Martin Lewis Reveals Universal Credit Savings Exception for Savers
Martin Lewis: Universal Credit Savings Exception Revealed

Martin Lewis Exposes Universal Credit Savings Exception for Savers

Consumer champion Martin Lewis has issued a crucial alert regarding a Department for Work and Pensions scheme that savers, particularly those on Universal Credit, should urgently consider. During a detailed episode of his BBC podcast, Lewis shared extensive advice on building savings effectively, devoting significant time to the debate between mortgage overpayments and depositing funds into savings accounts.

Mortgage Overpayments Versus Savings Strategy

One listener posed a specific question about handling a lump sum of £90,000 they were due to receive, while paying a mortgage rate of 5.6 percent. Lewis outlined his general principle: if your mortgage rate surpasses the top after-tax savings rate available, overpaying your mortgage might be the smarter financial move. He initially noted that "you cannot earn 5.6 percent in savings," but quickly highlighted exceptions where this rate can be exceeded.

Help to Save Scheme for Universal Credit Recipients

Lewis emphasised the Help to Save scheme as a standout option for those receiving Universal Credit. This government-backed initiative offers a substantial 50 percent bonus on deposits, providing 50p for every £1 saved over a four-year period. Participants can contribute between £1 and £50 monthly, allowing total savings of up to £2,400 over four years and potential bonuses of £1,200.

The bonuses are distributed in two stages: the first payout arrives after two years, based on the highest balance achieved in that period, and the second at the end of year four, calculated on the highest balance in years three and four. This structure incentivises consistent saving and can significantly boost financial resilience for eligible individuals.

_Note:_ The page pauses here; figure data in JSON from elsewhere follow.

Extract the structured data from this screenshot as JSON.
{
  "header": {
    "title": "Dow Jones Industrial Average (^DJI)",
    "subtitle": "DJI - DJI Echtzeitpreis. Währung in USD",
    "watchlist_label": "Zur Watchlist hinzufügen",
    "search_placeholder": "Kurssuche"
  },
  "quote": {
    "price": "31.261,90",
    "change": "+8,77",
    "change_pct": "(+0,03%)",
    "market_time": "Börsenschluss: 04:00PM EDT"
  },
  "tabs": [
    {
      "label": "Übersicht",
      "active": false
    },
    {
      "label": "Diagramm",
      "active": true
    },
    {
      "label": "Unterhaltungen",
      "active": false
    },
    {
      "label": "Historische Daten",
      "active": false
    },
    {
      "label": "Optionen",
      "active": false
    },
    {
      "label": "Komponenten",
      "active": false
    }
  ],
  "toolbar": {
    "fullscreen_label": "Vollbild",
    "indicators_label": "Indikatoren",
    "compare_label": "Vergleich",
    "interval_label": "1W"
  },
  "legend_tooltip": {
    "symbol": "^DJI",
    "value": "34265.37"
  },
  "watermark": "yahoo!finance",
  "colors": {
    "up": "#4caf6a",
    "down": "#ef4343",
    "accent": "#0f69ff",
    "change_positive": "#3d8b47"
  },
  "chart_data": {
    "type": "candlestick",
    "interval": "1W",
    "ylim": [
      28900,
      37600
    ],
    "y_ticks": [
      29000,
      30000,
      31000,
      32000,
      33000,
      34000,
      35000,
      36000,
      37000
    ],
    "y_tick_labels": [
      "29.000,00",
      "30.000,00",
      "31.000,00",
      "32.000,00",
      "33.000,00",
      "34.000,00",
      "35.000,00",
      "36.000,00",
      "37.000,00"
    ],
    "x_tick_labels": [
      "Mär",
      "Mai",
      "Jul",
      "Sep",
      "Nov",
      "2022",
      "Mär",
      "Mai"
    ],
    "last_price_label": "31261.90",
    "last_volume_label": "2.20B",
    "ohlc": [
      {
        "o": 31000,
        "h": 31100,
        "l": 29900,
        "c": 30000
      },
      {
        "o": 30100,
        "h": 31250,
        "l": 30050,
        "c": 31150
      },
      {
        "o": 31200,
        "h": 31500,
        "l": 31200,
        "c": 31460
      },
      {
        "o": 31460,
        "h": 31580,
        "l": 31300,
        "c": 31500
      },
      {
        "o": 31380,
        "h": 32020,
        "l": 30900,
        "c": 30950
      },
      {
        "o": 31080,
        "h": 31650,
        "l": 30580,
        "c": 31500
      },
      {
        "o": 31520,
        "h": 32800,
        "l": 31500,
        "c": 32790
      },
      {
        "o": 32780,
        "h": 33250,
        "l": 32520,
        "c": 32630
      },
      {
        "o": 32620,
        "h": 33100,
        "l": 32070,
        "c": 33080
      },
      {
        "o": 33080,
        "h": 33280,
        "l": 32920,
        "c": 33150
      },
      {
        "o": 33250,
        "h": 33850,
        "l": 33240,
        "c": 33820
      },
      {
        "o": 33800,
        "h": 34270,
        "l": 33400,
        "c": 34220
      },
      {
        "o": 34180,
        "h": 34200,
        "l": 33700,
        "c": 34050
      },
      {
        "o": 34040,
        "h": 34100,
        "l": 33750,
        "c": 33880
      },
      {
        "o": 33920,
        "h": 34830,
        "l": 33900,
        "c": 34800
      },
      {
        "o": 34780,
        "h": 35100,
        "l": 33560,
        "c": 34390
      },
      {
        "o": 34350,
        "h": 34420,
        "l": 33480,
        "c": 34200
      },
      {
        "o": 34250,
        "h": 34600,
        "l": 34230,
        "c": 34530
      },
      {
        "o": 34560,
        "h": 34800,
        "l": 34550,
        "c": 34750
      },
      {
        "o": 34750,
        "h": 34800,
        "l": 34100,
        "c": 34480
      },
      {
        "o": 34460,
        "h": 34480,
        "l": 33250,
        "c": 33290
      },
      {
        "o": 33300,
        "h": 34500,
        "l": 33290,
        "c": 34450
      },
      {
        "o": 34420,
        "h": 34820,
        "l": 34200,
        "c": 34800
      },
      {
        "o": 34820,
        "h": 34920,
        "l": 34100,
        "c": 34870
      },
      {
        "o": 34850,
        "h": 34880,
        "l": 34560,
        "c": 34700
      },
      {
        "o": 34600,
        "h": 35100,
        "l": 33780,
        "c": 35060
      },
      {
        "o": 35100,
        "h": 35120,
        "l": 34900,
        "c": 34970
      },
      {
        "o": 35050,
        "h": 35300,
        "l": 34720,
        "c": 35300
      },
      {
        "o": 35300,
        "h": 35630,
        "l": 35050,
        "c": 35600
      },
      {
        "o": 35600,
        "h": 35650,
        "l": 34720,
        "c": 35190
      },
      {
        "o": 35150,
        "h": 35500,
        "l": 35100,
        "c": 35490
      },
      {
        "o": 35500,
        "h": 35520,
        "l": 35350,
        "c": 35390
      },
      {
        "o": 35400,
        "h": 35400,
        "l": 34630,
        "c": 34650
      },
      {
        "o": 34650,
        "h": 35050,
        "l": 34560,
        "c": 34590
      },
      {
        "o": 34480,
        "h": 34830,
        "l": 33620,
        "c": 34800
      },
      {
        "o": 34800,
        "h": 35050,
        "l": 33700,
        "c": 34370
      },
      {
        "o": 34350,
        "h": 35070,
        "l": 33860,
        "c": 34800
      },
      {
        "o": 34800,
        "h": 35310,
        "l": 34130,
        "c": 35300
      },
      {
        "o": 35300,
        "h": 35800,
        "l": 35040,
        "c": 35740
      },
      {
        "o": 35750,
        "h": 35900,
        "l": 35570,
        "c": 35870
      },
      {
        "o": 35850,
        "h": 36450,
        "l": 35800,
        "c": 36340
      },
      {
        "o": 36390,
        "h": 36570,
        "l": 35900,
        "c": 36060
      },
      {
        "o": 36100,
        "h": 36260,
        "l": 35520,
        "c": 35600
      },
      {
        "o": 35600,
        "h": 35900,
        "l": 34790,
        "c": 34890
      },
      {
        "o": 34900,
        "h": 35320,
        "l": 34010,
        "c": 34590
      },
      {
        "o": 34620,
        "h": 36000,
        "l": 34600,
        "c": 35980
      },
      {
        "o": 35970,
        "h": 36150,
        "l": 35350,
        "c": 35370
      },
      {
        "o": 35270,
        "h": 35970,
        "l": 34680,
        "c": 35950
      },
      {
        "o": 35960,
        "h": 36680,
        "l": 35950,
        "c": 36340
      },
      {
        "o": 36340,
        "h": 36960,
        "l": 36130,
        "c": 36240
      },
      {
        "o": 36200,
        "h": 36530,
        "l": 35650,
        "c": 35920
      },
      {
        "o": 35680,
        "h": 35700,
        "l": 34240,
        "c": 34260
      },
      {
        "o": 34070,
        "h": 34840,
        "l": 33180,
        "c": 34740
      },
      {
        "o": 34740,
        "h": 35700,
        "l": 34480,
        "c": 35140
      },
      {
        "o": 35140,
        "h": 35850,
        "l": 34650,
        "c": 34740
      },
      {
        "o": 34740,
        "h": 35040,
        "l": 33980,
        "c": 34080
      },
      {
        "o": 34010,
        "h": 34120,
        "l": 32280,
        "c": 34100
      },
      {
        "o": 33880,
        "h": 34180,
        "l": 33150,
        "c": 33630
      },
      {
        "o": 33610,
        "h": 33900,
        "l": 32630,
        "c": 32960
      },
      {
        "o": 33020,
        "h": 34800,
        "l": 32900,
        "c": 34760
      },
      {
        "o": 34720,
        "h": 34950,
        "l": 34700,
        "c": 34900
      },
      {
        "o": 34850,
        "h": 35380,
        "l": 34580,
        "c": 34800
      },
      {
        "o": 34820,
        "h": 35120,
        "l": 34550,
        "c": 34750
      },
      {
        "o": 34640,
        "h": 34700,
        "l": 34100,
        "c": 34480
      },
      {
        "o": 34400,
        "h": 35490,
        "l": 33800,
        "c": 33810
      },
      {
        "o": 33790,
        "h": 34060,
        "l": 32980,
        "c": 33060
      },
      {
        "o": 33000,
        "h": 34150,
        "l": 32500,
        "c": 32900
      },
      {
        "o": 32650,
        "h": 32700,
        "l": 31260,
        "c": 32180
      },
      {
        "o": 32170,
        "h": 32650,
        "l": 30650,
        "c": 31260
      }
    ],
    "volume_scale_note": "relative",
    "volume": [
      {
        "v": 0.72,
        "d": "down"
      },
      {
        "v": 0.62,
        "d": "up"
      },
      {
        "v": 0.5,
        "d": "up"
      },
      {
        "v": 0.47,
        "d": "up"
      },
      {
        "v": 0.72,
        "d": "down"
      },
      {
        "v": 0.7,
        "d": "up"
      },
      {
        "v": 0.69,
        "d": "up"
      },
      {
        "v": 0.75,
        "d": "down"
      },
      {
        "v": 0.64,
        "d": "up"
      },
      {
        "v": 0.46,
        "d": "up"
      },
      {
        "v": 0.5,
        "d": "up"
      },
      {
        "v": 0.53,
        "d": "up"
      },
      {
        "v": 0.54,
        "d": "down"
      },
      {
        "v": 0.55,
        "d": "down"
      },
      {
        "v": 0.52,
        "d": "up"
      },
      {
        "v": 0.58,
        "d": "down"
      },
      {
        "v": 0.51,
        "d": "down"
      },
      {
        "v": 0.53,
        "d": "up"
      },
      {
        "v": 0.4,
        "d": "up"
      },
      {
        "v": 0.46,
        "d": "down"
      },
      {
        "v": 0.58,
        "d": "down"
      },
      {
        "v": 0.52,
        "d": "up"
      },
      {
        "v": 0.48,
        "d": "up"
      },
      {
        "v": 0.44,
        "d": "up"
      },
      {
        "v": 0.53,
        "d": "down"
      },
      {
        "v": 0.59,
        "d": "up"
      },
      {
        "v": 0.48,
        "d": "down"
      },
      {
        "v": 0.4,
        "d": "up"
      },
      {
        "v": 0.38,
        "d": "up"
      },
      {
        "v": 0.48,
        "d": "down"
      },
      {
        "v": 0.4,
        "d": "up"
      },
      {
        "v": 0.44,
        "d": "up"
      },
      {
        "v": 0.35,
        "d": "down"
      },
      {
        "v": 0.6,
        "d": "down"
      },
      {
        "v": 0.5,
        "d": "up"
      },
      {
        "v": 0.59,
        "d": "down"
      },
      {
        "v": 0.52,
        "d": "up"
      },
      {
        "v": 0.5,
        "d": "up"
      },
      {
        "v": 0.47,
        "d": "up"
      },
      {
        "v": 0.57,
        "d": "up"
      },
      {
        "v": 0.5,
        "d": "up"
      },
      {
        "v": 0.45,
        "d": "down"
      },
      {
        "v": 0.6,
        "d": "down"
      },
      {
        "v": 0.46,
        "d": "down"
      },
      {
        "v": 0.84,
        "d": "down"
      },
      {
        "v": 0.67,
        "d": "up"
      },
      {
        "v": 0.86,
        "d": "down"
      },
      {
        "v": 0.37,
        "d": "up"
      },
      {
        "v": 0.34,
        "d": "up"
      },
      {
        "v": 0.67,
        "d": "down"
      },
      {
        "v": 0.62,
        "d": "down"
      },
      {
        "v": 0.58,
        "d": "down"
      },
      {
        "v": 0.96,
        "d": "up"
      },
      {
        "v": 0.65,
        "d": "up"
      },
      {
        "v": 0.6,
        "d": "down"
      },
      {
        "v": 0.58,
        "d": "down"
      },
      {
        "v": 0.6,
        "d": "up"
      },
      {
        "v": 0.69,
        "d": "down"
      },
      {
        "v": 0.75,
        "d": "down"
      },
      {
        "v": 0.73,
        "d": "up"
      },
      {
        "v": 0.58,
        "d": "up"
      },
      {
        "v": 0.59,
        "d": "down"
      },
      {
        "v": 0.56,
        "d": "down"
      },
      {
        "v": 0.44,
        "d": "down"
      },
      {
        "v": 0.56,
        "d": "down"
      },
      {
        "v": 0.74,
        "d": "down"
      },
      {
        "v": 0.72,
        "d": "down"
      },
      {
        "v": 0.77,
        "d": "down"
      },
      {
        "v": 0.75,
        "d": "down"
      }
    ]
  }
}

High-Interest Regular Saver Accounts

Beyond the Help to Save scheme, Lewis mentioned regular saver accounts as another avenue to beat mortgage rates, with some offering over 7 percent interest. For example, Nationwide Building Society's Flex Regular Saver provides 6.5 percent but limits monthly deposits to £200, potentially yielding £84.50 annually in interest at maximum contributions.

Currently, Zopa leads the market with its Regular Saver at 7.1 percent, permitting up to £300 in monthly deposits. These accounts, while restrictive in deposit amounts, offer competitive returns that can outpace many mortgage rates, making them a viable alternative for savers with disposable income.

Economic Context and Future Outlook

Financial experts are anticipating further reductions in the Bank of England's base rate, which currently stands at 3.75 percent after being held steady in the latest announcement. This economic backdrop underscores the importance of strategic financial planning, as Lewis's advice aims to help consumers navigate uncertain times by maximising returns through informed choices between debt reduction and savings growth.